For many voters, the official response to the Sewol Ferry tragedy of April 16, 2014 crystalized dissatisfaction with Park’s conservative administration. A total of 304 people — mostly high school students on a sightseeing trip — perished in Korea’s freezing southeastern waters due to the vessel’s severe overloading. Park went missing for several hours while the tragedy unfolded.
Relatives say those trapped inside the vessel, which listed for two and a half hours before sinking, could have been saved with clear, strong leadership. They also question why more than half of the 172 survivors were rescued by fishing boats and other commercial vessels, despite their arriving some 40 minutes after the coastguard. The boat then took three years to be brought to the surface, prompting accusations of an official coverup — an allegation the Park administration denied.

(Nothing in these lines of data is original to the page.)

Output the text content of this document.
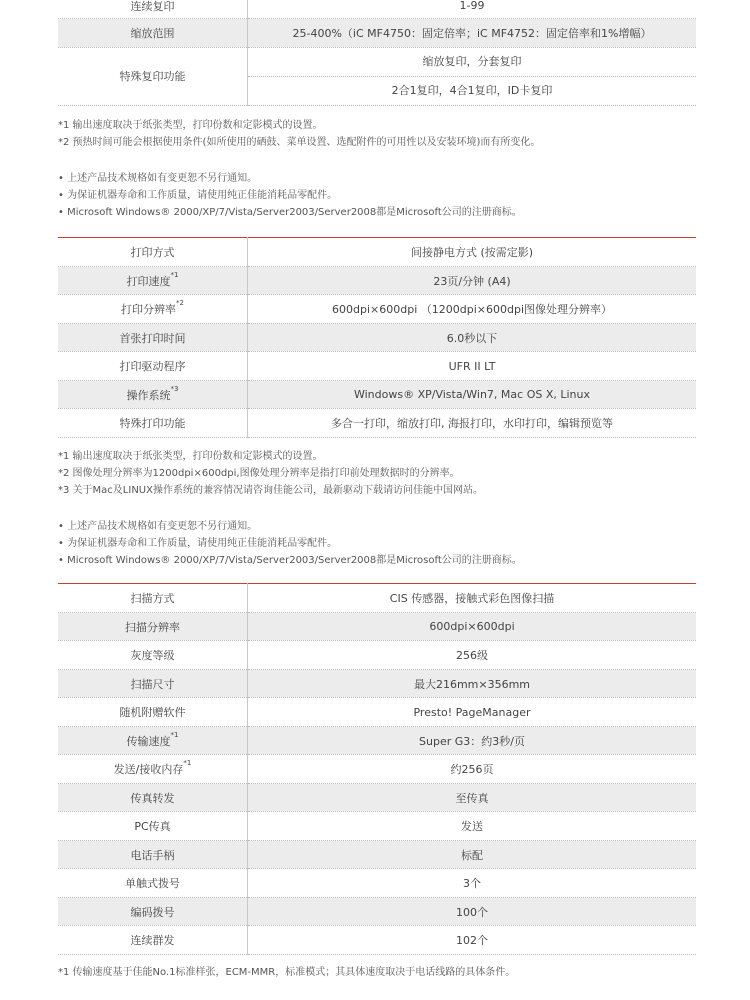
连续复印	1-99
缩放范围	25-400%（iC MF4750：固定倍率；iC MF4752：固定倍率和1%增幅）
特殊复印功能	缩放复印，分套复印
2合1复印，4合1复印，ID卡复印

*1 输出速度取决于纸张类型，打印份数和定影模式的设置。

*2 预热时间可能会根据使用条件(如所使用的硒鼓、菜单设置、选配附件的可用性以及安装环境)而有所变化。

• 上述产品技术规格如有变更恕不另行通知。

• 为保证机器寿命和工作质量，请使用纯正佳能消耗品零配件。

• Microsoft Windows® 2000/XP/7/Vista/Server2003/Server2008都是Microsoft公司的注册商标。

打印方式	间接静电方式 (按需定影)
打印速度$^{*1}$	23页/分钟 (A4)
打印分辨率$^{*2}$	600dpi×600dpi （1200dpi×600dpi图像处理分辨率）
首张打印时间	6.0秒以下
打印驱动程序	UFR II LT
操作系统$^{*3}$	Windows® XP/Vista/Win7, Mac OS X, Linux
特殊打印功能	多合一打印，缩放打印, 海报打印，水印打印，编辑预览等

*1 输出速度取决于纸张类型，打印份数和定影模式的设置。

*2 图像处理分辨率为1200dpi×600dpi,图像处理分辨率是指打印前处理数据时的分辨率。

*3 关于Mac及LINUX操作系统的兼容情况请咨询佳能公司，最新驱动下载请访问佳能中国网站。

• 上述产品技术规格如有变更恕不另行通知。

• 为保证机器寿命和工作质量，请使用纯正佳能消耗品零配件。

• Microsoft Windows® 2000/XP/7/Vista/Server2003/Server2008都是Microsoft公司的注册商标。

扫描方式	CIS 传感器，接触式彩色图像扫描
扫描分辨率	600dpi×600dpi
灰度等级	256级
扫描尺寸	最大216mm×356mm
随机附赠软件	Presto! PageManager
传输速度$^{*1}$	Super G3：约3秒/页
发送/接收内存$^{*1}$	约256页
传真转发	至传真
PC传真	发送
电话手柄	标配
单触式拨号	3个
编码拨号	100个
连续群发	102个

*1 传输速度基于佳能No.1标准样张，ECM-MMR，标准模式；其具体速度取决于电话线路的具体条件。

At a ceremony to mark the third anniversary of the disaster, which fell during the presidential campaign, four of the leading candidates laid flowers before photos of the victims. Before a gathering of bereaved relatives, a choir sung the words, “Murderers, murderers, we must build a knife to get to the truth.”
“Young people now don’t believe the government, and they don’t have any interest in politics,” says Kim Woo Rin, 21, a sociology student at Sogang University, who stopped to pay respect at a Sewol shrine in central Seoul on the third anniversary of the tragedy. While Park’s impeachment was ostensibly about corruption and collusion, says Delury, “I don’t think people outside of Korea understand how central the Sewol sinking was.”
Aides close to Moon say he feels that the Sewol tragedy would have been avoided if he hadn’t narrowly lost the 2012 presidential election to Park. He also says he never harbored political ambitions until former President Roh Moo-hyun asked him to join his administration. Roh committed suicide in 2009, a year after leaving office, following a corruption investigation that snared several aides and family members and crept ever nearer. Moon says Roh’s death shocked him into seeking election himself to continue his mentor’s legacy.
He now has that chance. Moon’s election also marks a swing away from a decade of conservative government to one favored by Korea’s younger liberals.
“The reason why [younger people] favor me as presidential candidate is because they share my future-oriented values and policy visions,” Moon told TIME. “And I share their suffering and challenges they face. And I have effective plans to solve the problems they have.”